Based on experience, I strongly suggest a bare minimum of 100/300/100 and more if you’re often on the road…particularly in the many elite communities of the Golden State. Spending a few extra bucks here is money well spent.

So far, only liability coverage has been discussed…and that does not apply to damages to your vehicle or injuries to you. The rest of what we will talk about is not required by California statute.

First, let’s take care of you. Personal Injury Protection (PIP) pays for injury to you and your passengers no matter who was at fault. I suggest PIP coverage of no less than $ 100,000.

Next, your vehicle. To most of us, full coverage means having both collision and comprehensive.

The purpose of collision insurance is two-fold; to cover the cost of the repair to your damaged vehicle or if “totaled” to make a cash settlement.
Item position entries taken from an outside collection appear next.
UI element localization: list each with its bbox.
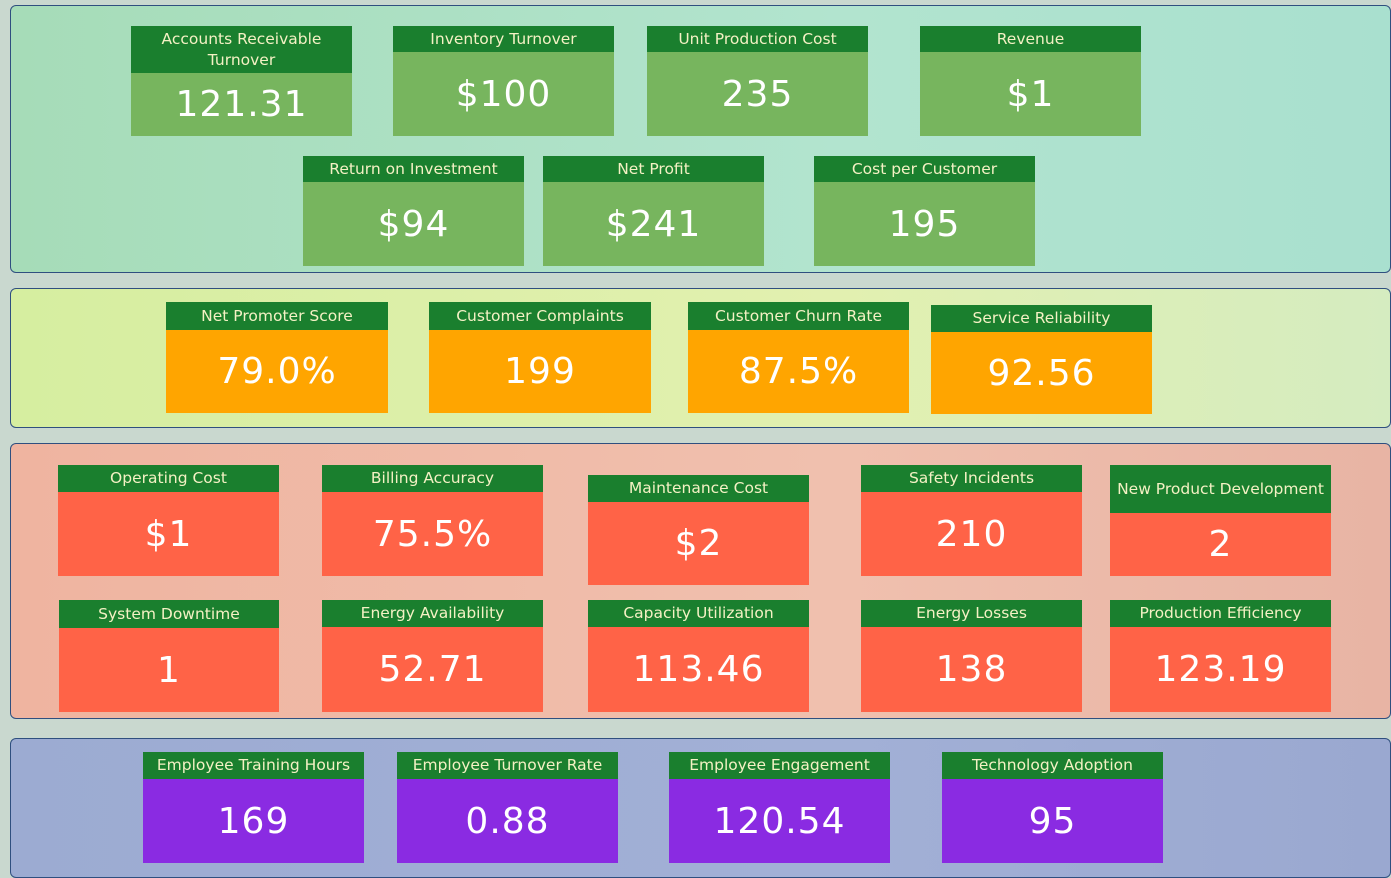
kpi-value: 75.5% <box>322 492 543 576</box>
kpi-card: Employee Engagement 120.54 <box>669 752 890 863</box>
kpi-card: Net Promoter Score 79.0% <box>166 302 388 413</box>
kpi-card: Capacity Utilization 113.46 <box>588 600 809 712</box>
kpi-label: Production Efficiency <box>1110 600 1331 627</box>
kpi-card: Unit Production Cost 235 <box>647 26 868 136</box>
kpi-card: Inventory Turnover $100 <box>393 26 614 136</box>
kpi-label: Net Profit <box>543 156 764 182</box>
kpi-value: 138 <box>861 627 1082 712</box>
kpi-value: $241 <box>543 182 764 266</box>
kpi-label: Technology Adoption <box>942 752 1163 779</box>
kpi-card: Revenue $1 <box>920 26 1141 136</box>
kpi-value: $2 <box>588 502 809 585</box>
kpi-card: Operating Cost $1 <box>58 465 279 576</box>
kpi-card: Service Reliability 92.56 <box>931 305 1152 414</box>
kpi-card: Energy Losses 138 <box>861 600 1082 712</box>
kpi-card: Maintenance Cost $2 <box>588 475 809 585</box>
kpi-label: Operating Cost <box>58 465 279 492</box>
kpi-value: $100 <box>393 52 614 136</box>
kpi-value: 121.31 <box>131 73 352 136</box>
kpi-card: Return on Investment $94 <box>303 156 524 266</box>
kpi-value: $94 <box>303 182 524 266</box>
kpi-label: Net Promoter Score <box>166 302 388 330</box>
kpi-label: Return on Investment <box>303 156 524 182</box>
kpi-value: 113.46 <box>588 627 809 712</box>
kpi-label: Employee Turnover Rate <box>397 752 618 779</box>
kpi-value: $1 <box>58 492 279 576</box>
kpi-label: Employee Engagement <box>669 752 890 779</box>
kpi-label: Employee Training Hours <box>143 752 364 779</box>
kpi-value: 120.54 <box>669 779 890 863</box>
kpi-label: Unit Production Cost <box>647 26 868 52</box>
kpi-card: Employee Training Hours 169 <box>143 752 364 863</box>
kpi-card: Billing Accuracy 75.5% <box>322 465 543 576</box>
kpi-value: 87.5% <box>688 330 909 413</box>
kpi-label: Billing Accuracy <box>322 465 543 492</box>
kpi-card: Cost per Customer 195 <box>814 156 1035 266</box>
kpi-value: $1 <box>920 52 1141 136</box>
kpi-label: System Downtime <box>59 600 279 628</box>
kpi-card: Net Profit $241 <box>543 156 764 266</box>
kpi-label: Inventory Turnover <box>393 26 614 52</box>
kpi-label: Energy Availability <box>322 600 543 627</box>
kpi-card: New Product Development 2 <box>1110 465 1331 576</box>
kpi-label: Safety Incidents <box>861 465 1082 492</box>
kpi-card: Employee Turnover Rate 0.88 <box>397 752 618 863</box>
kpi-label: Customer Complaints <box>429 302 651 330</box>
kpi-value: 52.71 <box>322 627 543 712</box>
kpi-label: New Product Development <box>1110 465 1331 513</box>
kpi-label: Maintenance Cost <box>588 475 809 502</box>
kpi-label: Capacity Utilization <box>588 600 809 627</box>
kpi-label: Cost per Customer <box>814 156 1035 182</box>
kpi-value: 0.88 <box>397 779 618 863</box>
kpi-value: 1 <box>59 628 279 712</box>
kpi-card: Energy Availability 52.71 <box>322 600 543 712</box>
kpi-card: System Downtime 1 <box>59 600 279 712</box>
kpi-card: Customer Churn Rate 87.5% <box>688 302 909 413</box>
kpi-value: 2 <box>1110 513 1331 576</box>
kpi-card: Safety Incidents 210 <box>861 465 1082 576</box>
kpi-label: Energy Losses <box>861 600 1082 627</box>
kpi-value: 199 <box>429 330 651 413</box>
kpi-label: Revenue <box>920 26 1141 52</box>
kpi-value: 95 <box>942 779 1163 863</box>
kpi-value: 169 <box>143 779 364 863</box>
kpi-value: 79.0% <box>166 330 388 413</box>
kpi-card: Production Efficiency 123.19 <box>1110 600 1331 712</box>
kpi-value: 210 <box>861 492 1082 576</box>
kpi-value: 92.56 <box>931 332 1152 414</box>
kpi-card: Technology Adoption 95 <box>942 752 1163 863</box>
kpi-label: Accounts Receivable Turnover <box>131 26 352 73</box>
kpi-label: Customer Churn Rate <box>688 302 909 330</box>
kpi-label: Service Reliability <box>931 305 1152 332</box>
kpi-card: Customer Complaints 199 <box>429 302 651 413</box>
kpi-card: Accounts Receivable Turnover 121.31 <box>131 26 352 136</box>
kpi-value: 123.19 <box>1110 627 1331 712</box>
kpi-value: 235 <box>647 52 868 136</box>
kpi-value: 195 <box>814 182 1035 266</box>
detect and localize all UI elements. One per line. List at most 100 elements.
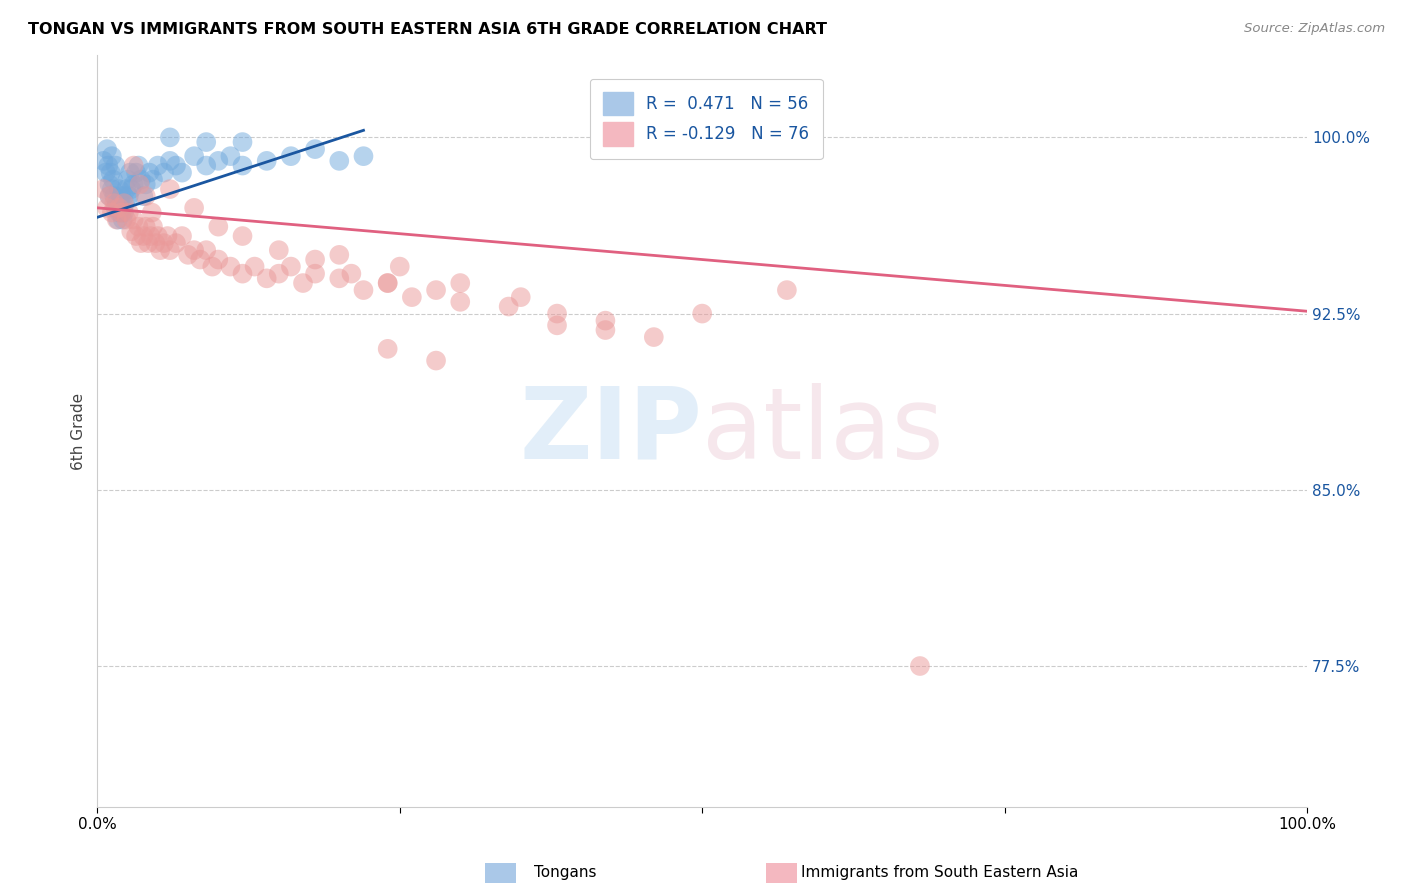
Point xyxy=(340,267,363,281)
Point xyxy=(129,172,152,186)
Point xyxy=(509,290,531,304)
Point xyxy=(292,276,315,290)
Point xyxy=(231,267,253,281)
Point xyxy=(159,153,181,168)
Point xyxy=(142,219,165,234)
Point xyxy=(135,178,157,192)
Point xyxy=(256,271,278,285)
Point xyxy=(165,159,187,173)
Point xyxy=(97,159,120,173)
Text: atlas: atlas xyxy=(702,383,943,480)
Point xyxy=(328,248,350,262)
Point xyxy=(101,172,124,186)
Text: Tongans: Tongans xyxy=(534,865,596,880)
Point xyxy=(127,159,149,173)
Point xyxy=(129,236,152,251)
Point xyxy=(132,189,155,203)
Point xyxy=(195,243,218,257)
Point xyxy=(122,212,145,227)
Point xyxy=(159,243,181,257)
Point xyxy=(908,659,931,673)
Point xyxy=(125,229,148,244)
Point xyxy=(103,196,125,211)
Point xyxy=(118,166,141,180)
Point xyxy=(132,229,155,244)
Point xyxy=(219,260,242,274)
Point xyxy=(125,166,148,180)
Point xyxy=(643,330,665,344)
Point xyxy=(149,243,172,257)
Point xyxy=(267,267,290,281)
Point xyxy=(112,205,135,219)
Point xyxy=(110,196,132,211)
Point xyxy=(201,260,224,274)
Point xyxy=(146,159,169,173)
Point xyxy=(377,276,399,290)
Point xyxy=(183,149,205,163)
Point xyxy=(195,159,218,173)
Point xyxy=(231,229,253,244)
Point xyxy=(231,135,253,149)
Point xyxy=(146,229,169,244)
Point xyxy=(108,201,131,215)
Point xyxy=(114,196,136,211)
Point xyxy=(153,236,176,251)
Point xyxy=(377,342,399,356)
Point xyxy=(108,205,131,219)
Point xyxy=(170,229,193,244)
Point xyxy=(96,201,118,215)
Point xyxy=(105,212,128,227)
Point xyxy=(108,182,131,196)
Point xyxy=(110,205,132,219)
Point xyxy=(141,205,163,219)
Point xyxy=(449,276,471,290)
Point xyxy=(159,130,181,145)
Point xyxy=(304,142,326,156)
Text: Immigrants from South Eastern Asia: Immigrants from South Eastern Asia xyxy=(801,865,1078,880)
Point xyxy=(595,313,617,327)
Point xyxy=(115,212,138,227)
Point xyxy=(101,205,124,219)
Point xyxy=(145,236,167,251)
Text: ZIP: ZIP xyxy=(519,383,702,480)
Text: Source: ZipAtlas.com: Source: ZipAtlas.com xyxy=(1244,22,1385,36)
Point xyxy=(136,236,159,251)
Point xyxy=(122,159,145,173)
Point xyxy=(183,201,205,215)
Point xyxy=(377,276,399,290)
Point xyxy=(328,271,350,285)
Point xyxy=(128,178,150,192)
Point xyxy=(98,189,121,203)
Point xyxy=(165,236,187,251)
Point xyxy=(139,229,162,244)
Legend: R =  0.471   N = 56, R = -0.129   N = 76: R = 0.471 N = 56, R = -0.129 N = 76 xyxy=(589,78,823,159)
Text: TONGAN VS IMMIGRANTS FROM SOUTH EASTERN ASIA 6TH GRADE CORRELATION CHART: TONGAN VS IMMIGRANTS FROM SOUTH EASTERN … xyxy=(28,22,827,37)
Point xyxy=(104,201,127,215)
Point xyxy=(103,189,125,203)
Point xyxy=(280,149,302,163)
Point xyxy=(112,196,135,211)
Point xyxy=(425,283,447,297)
Point xyxy=(122,178,145,192)
Point xyxy=(120,224,142,238)
Point xyxy=(449,294,471,309)
Point xyxy=(188,252,211,267)
Point xyxy=(267,243,290,257)
Point xyxy=(101,182,124,196)
Point xyxy=(93,153,115,168)
Point xyxy=(105,196,128,211)
Point xyxy=(135,189,157,203)
Point xyxy=(98,189,121,203)
Point xyxy=(727,130,749,145)
Point xyxy=(304,252,326,267)
Point xyxy=(195,135,218,149)
Point xyxy=(388,260,411,274)
Point xyxy=(153,166,176,180)
Point xyxy=(104,159,127,173)
Point xyxy=(110,189,132,203)
Point xyxy=(304,267,326,281)
Point xyxy=(127,219,149,234)
Point xyxy=(219,149,242,163)
Point xyxy=(425,353,447,368)
Point xyxy=(353,283,375,297)
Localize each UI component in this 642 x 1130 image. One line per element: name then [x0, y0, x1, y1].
You are liable for a predetermined “deductible” amount and the insurer pays the balance.

Comprehensive insurance protects your vehicle against theft & vandalism and damages from fire & smoke, animal impact and Mother Nature.

Another vital coverage is protection against uninsured drivers. It’s not your fault, but he won’t pay. Here’s where your uninsured/underinsured driver coverage comes to the rescue.

Auto insurance in Southern California introduces “pay-by-mile” program.

California’s Insurance Board has put forth a proposal to allow insurers to charge consumers based on miles traveled. Similar to buying prepaid cell phone minutes…consumers would pay upfront for a specified number of miles to be driven over a limited period of time. A device installed in the automobile will allow the insurance company to monitor a car’s mileage and charge appropriately.

Consumer protection groups are pushing for the proposal because paying for driven miles, as opposed to the insurance company’s projection, should allow cost savings for low mileage motorists.

And some say more importantly, it will incenticize drivers to stay off our roads. Environmentalists predict this type of auto insurance La Mesa will encourage consumers to drive less…leading to lower fuel consumption, reduced pollution & less congestion on the road.

The plan looks like an all-out winner to me.